Figure 2. The HPV16-Genotyper tool GUI components (A-C)

The first component (panel A) is the main results page. A1 is the status bar, where the user gets information about the currently displayed page. A2 are the total pages available (Home and Results). The first frame of the results page contains A3, a list of all the analyzed sequences. By double clicking the name of a sequence, the page updates with the corresponding information. By checking the button A4, the list displays only the putative recombinants identified in the analysis.
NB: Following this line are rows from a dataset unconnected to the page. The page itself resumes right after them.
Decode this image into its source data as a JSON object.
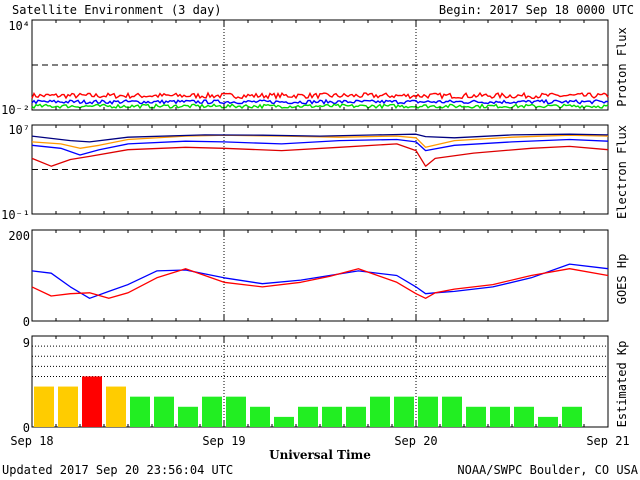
{
  "header": {
    "title": "Satellite Environment (3 day)",
    "begin": "Begin:  2017 Sep 18 0000 UTC"
  },
  "footer": {
    "updated": "Updated 2017 Sep 20 23:56:04 UTC",
    "credit": "NOAA/SWPC Boulder, CO USA"
  },
  "x_axis": {
    "title": "Universal Time",
    "range_days": [
      0,
      3
    ],
    "ticks": [
      {
        "day": 0,
        "label": "Sep 18"
      },
      {
        "day": 1,
        "label": "Sep 19"
      },
      {
        "day": 2,
        "label": "Sep 20"
      },
      {
        "day": 3,
        "label": "Sep 21"
      }
    ]
  },
  "chart_data": [
    {
      "type": "line",
      "ylabel": "Proton Flux",
      "scale": "log",
      "ylim": [
        0.01,
        10000
      ],
      "tick_labels": [
        "10⁴",
        "10⁻²"
      ],
      "threshold": 10,
      "grid": "vertical day lines",
      "series": [
        {
          "color": "#ff0000",
          "level": 0.09,
          "noise": 0.35
        },
        {
          "color": "#0000ff",
          "level": 0.035,
          "noise": 0.25
        },
        {
          "color": "#00dd00",
          "level": 0.018,
          "noise": 0.25
        }
      ]
    },
    {
      "type": "line",
      "ylabel": "Electron Flux",
      "scale": "log",
      "ylim": [
        0.1,
        10000000
      ],
      "tick_labels": [
        "10⁷",
        "10⁻¹"
      ],
      "threshold": 1000,
      "grid": "vertical day lines",
      "series": [
        {
          "color": "#ff9900",
          "x": [
            0,
            0.15,
            0.25,
            0.35,
            0.5,
            0.8,
            1.0,
            1.3,
            1.6,
            1.9,
            2.0,
            2.05,
            2.2,
            2.5,
            2.8,
            3.0
          ],
          "y": [
            300000,
            200000,
            80000,
            150000,
            500000,
            1000000,
            1200000,
            1000000,
            800000,
            1000000,
            700000,
            100000,
            400000,
            800000,
            1200000,
            1000000
          ]
        },
        {
          "color": "#000080",
          "x": [
            0,
            0.2,
            0.3,
            0.5,
            0.9,
            1.2,
            1.5,
            1.8,
            2.0,
            2.05,
            2.2,
            2.5,
            2.8,
            3.0
          ],
          "y": [
            1000000,
            400000,
            300000,
            800000,
            1300000,
            1200000,
            1000000,
            1300000,
            1500000,
            900000,
            700000,
            1300000,
            1500000,
            1300000
          ]
        },
        {
          "color": "#0000ff",
          "x": [
            0,
            0.15,
            0.25,
            0.35,
            0.5,
            0.8,
            1.0,
            1.3,
            1.6,
            1.9,
            2.0,
            2.05,
            2.2,
            2.5,
            2.8,
            3.0
          ],
          "y": [
            150000,
            80000,
            20000,
            60000,
            200000,
            350000,
            300000,
            200000,
            400000,
            500000,
            300000,
            50000,
            150000,
            300000,
            500000,
            350000
          ]
        },
        {
          "color": "#dd0000",
          "x": [
            0,
            0.1,
            0.2,
            0.3,
            0.5,
            0.8,
            1.0,
            1.3,
            1.6,
            1.9,
            2.0,
            2.05,
            2.1,
            2.3,
            2.6,
            2.8,
            3.0
          ],
          "y": [
            10000,
            2000,
            8000,
            15000,
            60000,
            100000,
            80000,
            50000,
            100000,
            200000,
            50000,
            2000,
            10000,
            30000,
            80000,
            120000,
            60000
          ]
        }
      ]
    },
    {
      "type": "line",
      "ylabel": "GOES Hp",
      "ylim": [
        0,
        200
      ],
      "tick_labels": [
        "200",
        "0"
      ],
      "grid": "vertical day lines",
      "series": [
        {
          "color": "#0000ff",
          "x": [
            0,
            0.1,
            0.2,
            0.3,
            0.4,
            0.5,
            0.65,
            0.8,
            1.0,
            1.2,
            1.4,
            1.55,
            1.7,
            1.9,
            2.0,
            2.05,
            2.1,
            2.2,
            2.4,
            2.6,
            2.8,
            3.0
          ],
          "y": [
            110,
            105,
            75,
            50,
            65,
            80,
            110,
            112,
            95,
            82,
            90,
            100,
            110,
            100,
            75,
            60,
            62,
            65,
            75,
            95,
            125,
            115
          ]
        },
        {
          "color": "#ff0000",
          "x": [
            0,
            0.1,
            0.2,
            0.3,
            0.4,
            0.5,
            0.65,
            0.8,
            1.0,
            1.2,
            1.4,
            1.55,
            1.7,
            1.9,
            2.0,
            2.05,
            2.1,
            2.2,
            2.4,
            2.6,
            2.8,
            3.0
          ],
          "y": [
            75,
            55,
            60,
            62,
            50,
            62,
            95,
            115,
            85,
            75,
            85,
            98,
            115,
            85,
            60,
            50,
            62,
            70,
            80,
            100,
            115,
            100
          ]
        }
      ]
    },
    {
      "type": "bar",
      "ylabel": "Estimated Kp",
      "ylim": [
        0,
        9
      ],
      "tick_labels": [
        "9",
        "0"
      ],
      "grid": "horizontal dotted lines at 5, 6, 7, 8",
      "interval_hours": 3,
      "values": [
        4,
        4,
        5,
        4,
        3,
        3,
        2,
        3,
        3,
        2,
        1,
        2,
        2,
        2,
        3,
        3,
        3,
        3,
        2,
        2,
        2,
        1,
        2
      ],
      "colors": {
        "quiet": "#22ee22",
        "active": "#ffcc00",
        "storm": "#ff0000"
      }
    }
  ]
}
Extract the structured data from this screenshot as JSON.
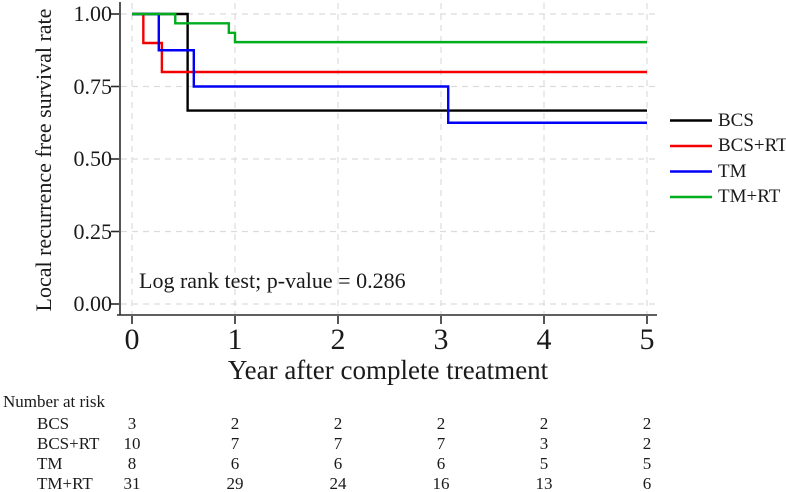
{
  "chart_data": {
    "type": "line",
    "variant": "kaplan_meier_step",
    "title": "",
    "xlabel": "Year after complete treatment",
    "ylabel": "Local recurrence free survival rate",
    "xlim": [
      0,
      5
    ],
    "ylim": [
      0,
      1
    ],
    "xticks": [
      "0",
      "1",
      "2",
      "3",
      "4",
      "5"
    ],
    "xtick_values": [
      0,
      1,
      2,
      3,
      4,
      5
    ],
    "yticks": [
      "0.00",
      "0.25",
      "0.50",
      "0.75",
      "1.00"
    ],
    "ytick_values": [
      0,
      0.25,
      0.5,
      0.75,
      1
    ],
    "grid": "dashed horizontal and vertical gridlines",
    "legend_position": "right-outside",
    "annotation": "Log rank test; p-value = 0.286",
    "series": [
      {
        "name": "BCS",
        "color": "#000000",
        "steps": [
          [
            0,
            1.0
          ],
          [
            0.54,
            1.0
          ],
          [
            0.54,
            0.667
          ],
          [
            5,
            0.667
          ]
        ]
      },
      {
        "name": "BCS+RT",
        "color": "#f40000",
        "steps": [
          [
            0,
            1.0
          ],
          [
            0.11,
            1.0
          ],
          [
            0.11,
            0.9
          ],
          [
            0.29,
            0.9
          ],
          [
            0.29,
            0.8
          ],
          [
            5,
            0.8
          ]
        ]
      },
      {
        "name": "TM",
        "color": "#0000f5",
        "steps": [
          [
            0,
            1.0
          ],
          [
            0.26,
            1.0
          ],
          [
            0.26,
            0.875
          ],
          [
            0.6,
            0.875
          ],
          [
            0.6,
            0.75
          ],
          [
            3.07,
            0.75
          ],
          [
            3.07,
            0.625
          ],
          [
            5,
            0.625
          ]
        ]
      },
      {
        "name": "TM+RT",
        "color": "#00ad1e",
        "steps": [
          [
            0,
            1.0
          ],
          [
            0.42,
            1.0
          ],
          [
            0.42,
            0.968
          ],
          [
            0.94,
            0.968
          ],
          [
            0.94,
            0.935
          ],
          [
            1.0,
            0.935
          ],
          [
            1.0,
            0.903
          ],
          [
            5,
            0.903
          ]
        ]
      }
    ]
  },
  "risk_table": {
    "title": "Number at risk",
    "time_points": [
      0,
      1,
      2,
      3,
      4,
      5
    ],
    "rows": [
      {
        "label": "BCS",
        "values": [
          "3",
          "2",
          "2",
          "2",
          "2",
          "2"
        ]
      },
      {
        "label": "BCS+RT",
        "values": [
          "10",
          "7",
          "7",
          "7",
          "3",
          "2"
        ]
      },
      {
        "label": "TM",
        "values": [
          "8",
          "6",
          "6",
          "6",
          "5",
          "5"
        ]
      },
      {
        "label": "TM+RT",
        "values": [
          "31",
          "29",
          "24",
          "16",
          "13",
          "6"
        ]
      }
    ]
  },
  "colors": {
    "axis": "#2b2b2b",
    "grid": "#dcdcdc",
    "text": "#1a1a1a",
    "background": "#ffffff"
  }
}
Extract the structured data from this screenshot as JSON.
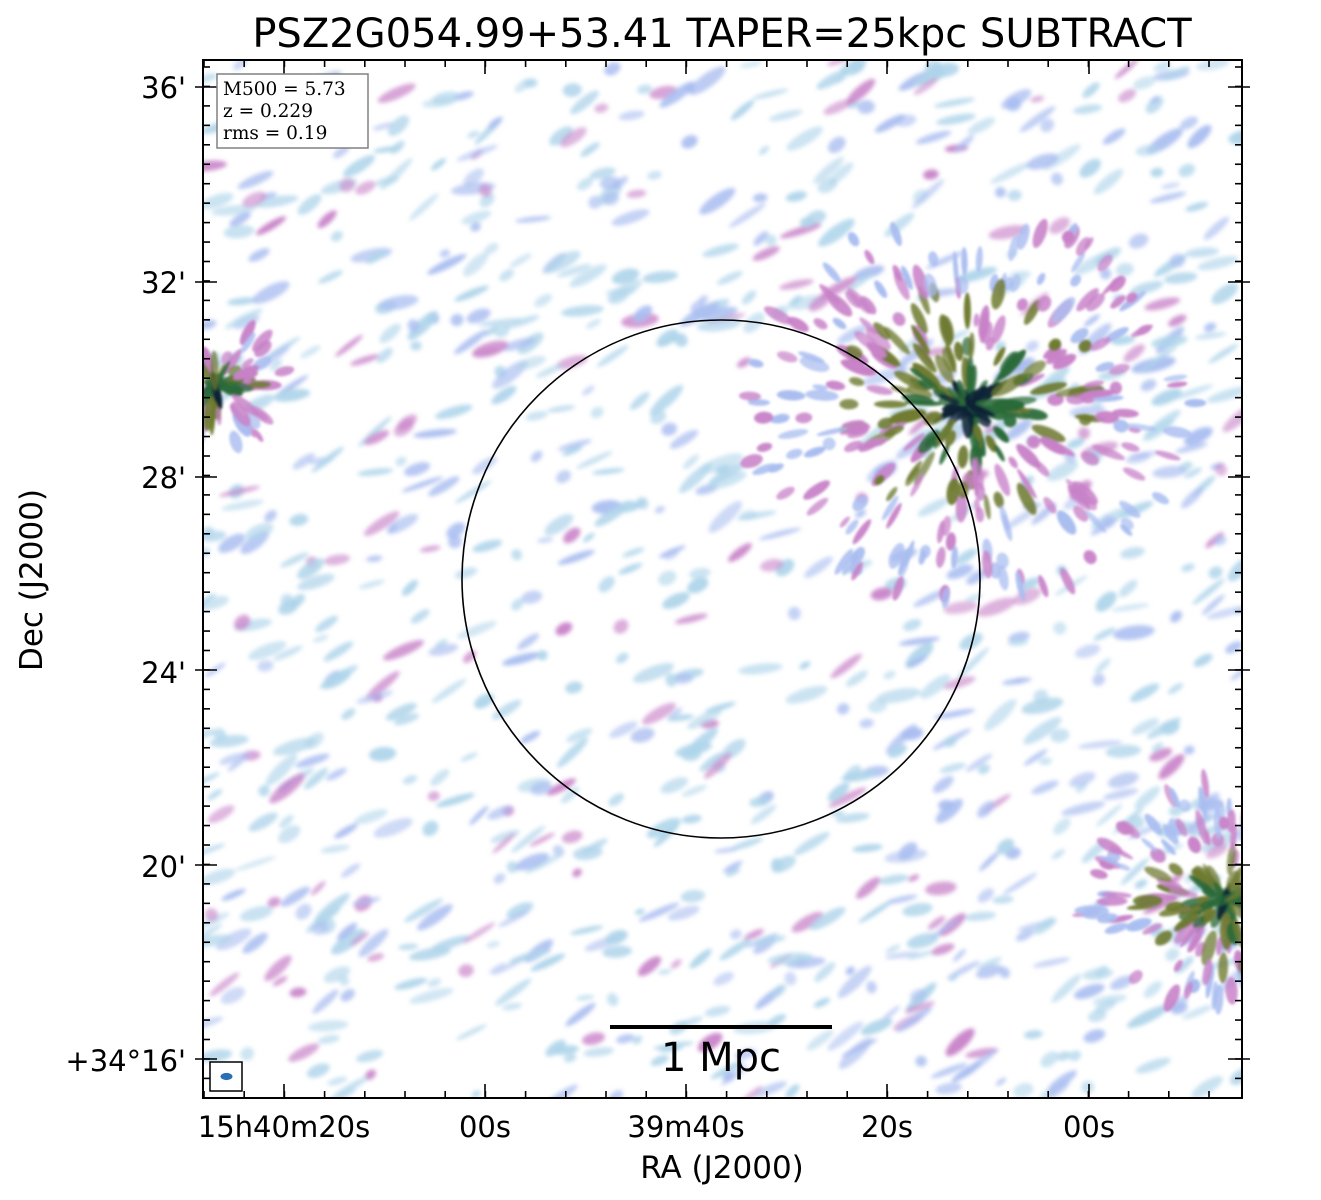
{
  "title": "PSZ2G054.99+53.41 TAPER=25kpc SUBTRACT",
  "info_box": [
    "M500 = 5.73",
    "z = 0.229",
    "rms = 0.19"
  ],
  "x_axis": {
    "label": "RA (J2000)",
    "ticks": [
      "15h40m20s",
      "00s",
      "39m40s",
      "20s",
      "00s"
    ]
  },
  "y_axis": {
    "label": "Dec (J2000)",
    "ticks": [
      "36'",
      "32'",
      "28'",
      "24'",
      "20'",
      "+34°16'"
    ]
  },
  "scale_bar": {
    "label": "1 Mpc"
  },
  "colors": {
    "faint": "#aed4ea",
    "blue": "#a9bdf0",
    "pink": "#c882c8",
    "olive": "#6e7a30",
    "green": "#2a6a3a",
    "dark": "#0a2236",
    "beam": "#2a6fb3"
  }
}
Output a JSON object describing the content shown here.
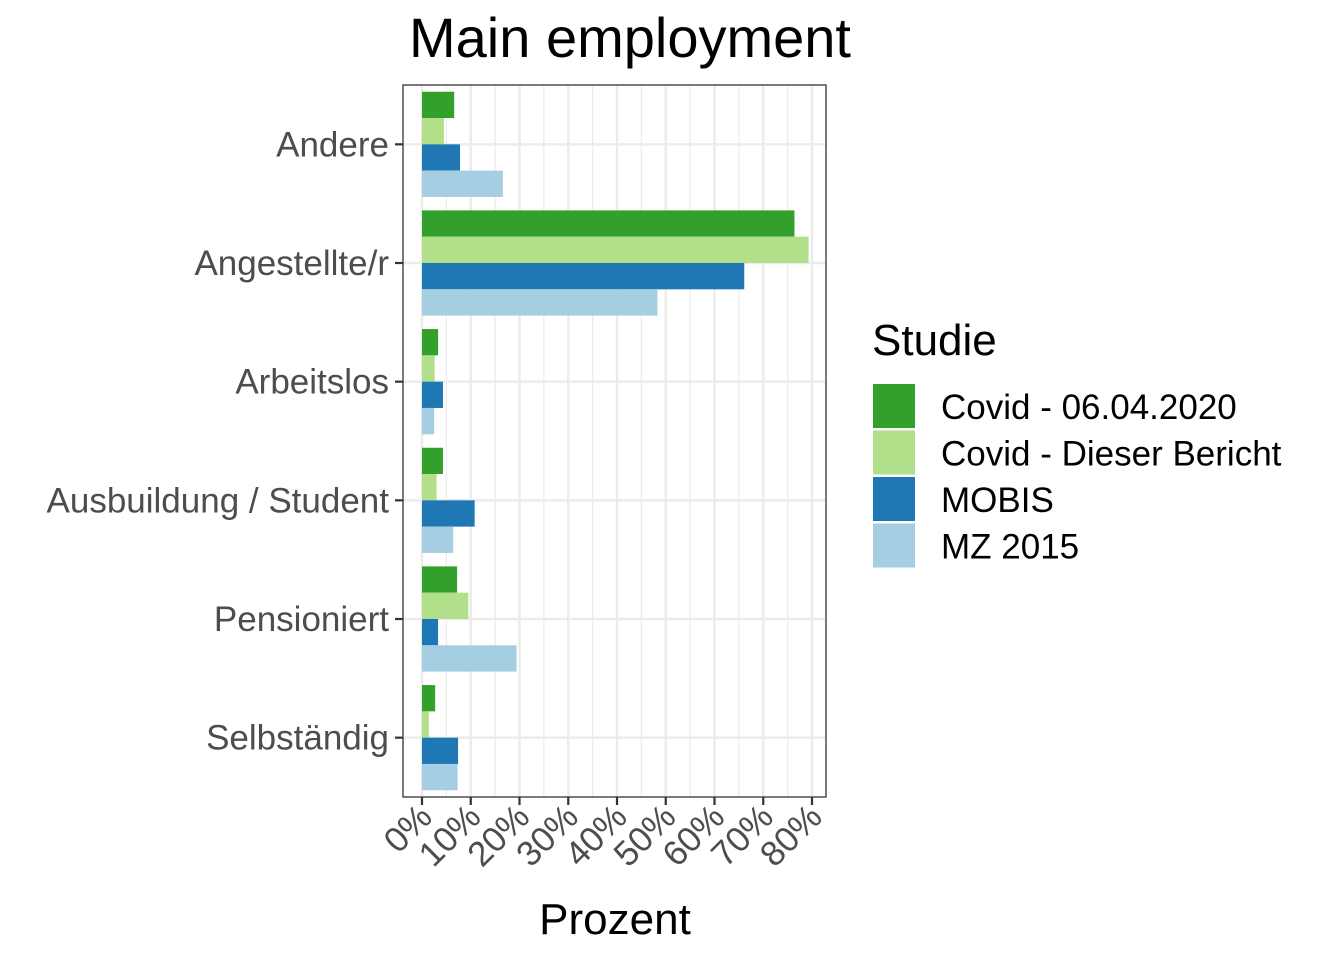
{
  "chart_data": {
    "type": "bar",
    "orientation": "horizontal",
    "title": "Main employment",
    "xlabel": "Prozent",
    "ylabel": "",
    "xlim": [
      0,
      80
    ],
    "x_ticks": [
      "0%",
      "10%",
      "20%",
      "30%",
      "40%",
      "50%",
      "60%",
      "70%",
      "80%"
    ],
    "categories": [
      "Andere",
      "Angestellte/r",
      "Arbeitslos",
      "Ausbuildung / Student",
      "Pensioniert",
      "Selbständig"
    ],
    "series": [
      {
        "name": "Covid - 06.04.2020",
        "color": "#33a02c",
        "values": [
          6.6,
          76.4,
          3.3,
          4.3,
          7.2,
          2.7
        ]
      },
      {
        "name": "Covid - Dieser Bericht",
        "color": "#b2df8a",
        "values": [
          4.5,
          79.3,
          2.6,
          3.0,
          9.5,
          1.4
        ]
      },
      {
        "name": "MOBIS",
        "color": "#1f78b4",
        "values": [
          7.8,
          66.1,
          4.3,
          10.8,
          3.3,
          7.4
        ]
      },
      {
        "name": "MZ 2015",
        "color": "#a6cee3",
        "values": [
          16.6,
          48.3,
          2.5,
          6.4,
          19.4,
          7.3
        ]
      }
    ],
    "legend": {
      "title": "Studie",
      "position": "right"
    },
    "grid": true
  }
}
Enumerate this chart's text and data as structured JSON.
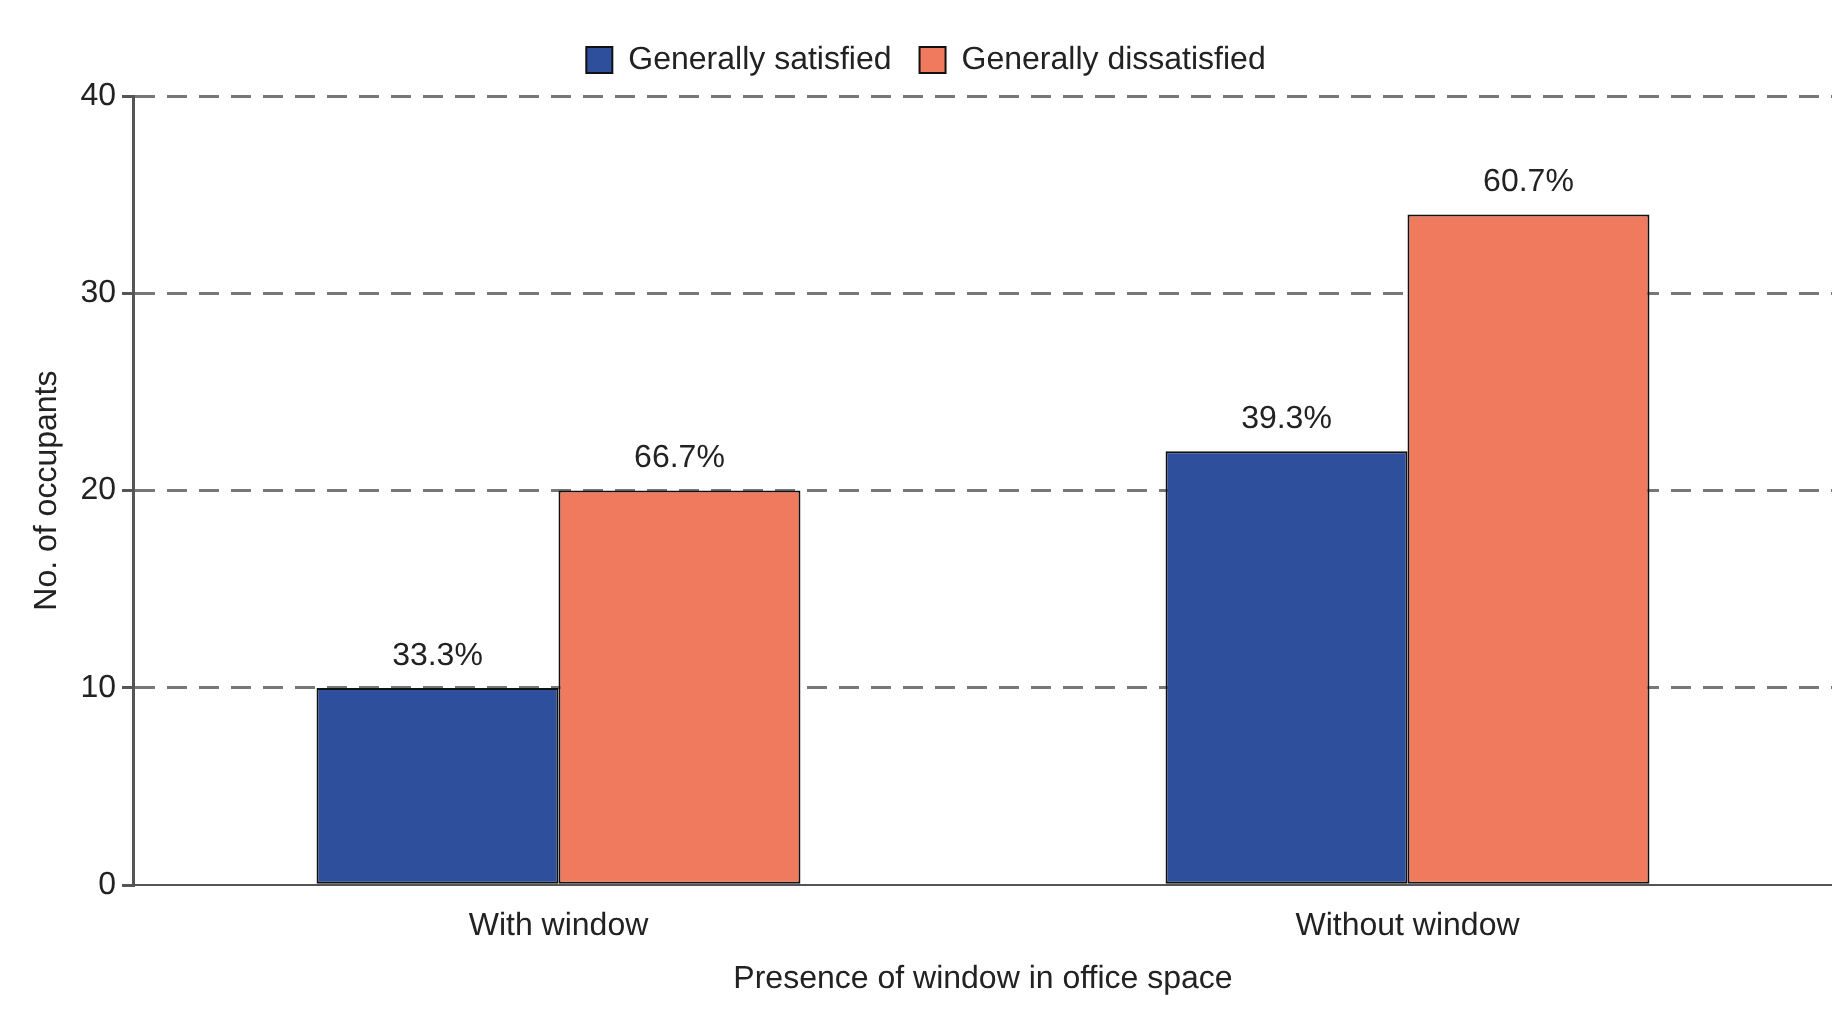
{
  "chart_data": {
    "type": "bar",
    "xlabel": "Presence of window in office space",
    "ylabel": "No. of occupants",
    "categories": [
      "With window",
      "Without window"
    ],
    "series": [
      {
        "name": "Generally satisfied",
        "color": "#2e4f9c",
        "values": [
          10,
          22
        ]
      },
      {
        "name": "Generally dissatisfied",
        "color": "#ef7a5e",
        "values": [
          20,
          34
        ]
      }
    ],
    "annotations": [
      {
        "text": "33.3%",
        "x": "With window",
        "y": 10
      },
      {
        "text": "66.7%",
        "x": "With window",
        "y": 20
      },
      {
        "text": "39.3%",
        "x": "Without window",
        "y": 22
      },
      {
        "text": "60.7%",
        "x": "Without window",
        "y": 34
      }
    ],
    "ylim": [
      0,
      40
    ],
    "yticks": [
      0,
      10,
      20,
      30,
      40
    ],
    "grid": "y",
    "legend": "top"
  }
}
The next frame contains information about 9 SNPs associated with increased risk of cancer (A5) and clicking on any of the identified SNPs displays information (A6) about that specific SNP. A7 shows the lineage specific SNPs identified in the selected sequence and this information is summarized in graph A8. BLAST results for each gene are shown in table A9 and summarized in graph A10. In the frame A11 the user has the option to view the phylogenetic tree for each gene. In case that the selected sequence does not contain the selected gene, an error message will be displayed. The A12 frame gives the option to create the similarity plot of the selected sequence. A13 saves A8 and A10 on the output directory. Panel B shows an example interactive tree visualization, where B1 is the gene label, B2 shows the different reference sequences which are colored based on their lineage and B3 shows the selected sequence which will always be colored gray. Panel C shows an example similarity plot window. C1 is the plot description, C2 is the similarity plot, C3 is the plot legend and C4 is a button that can save the page in JPG format.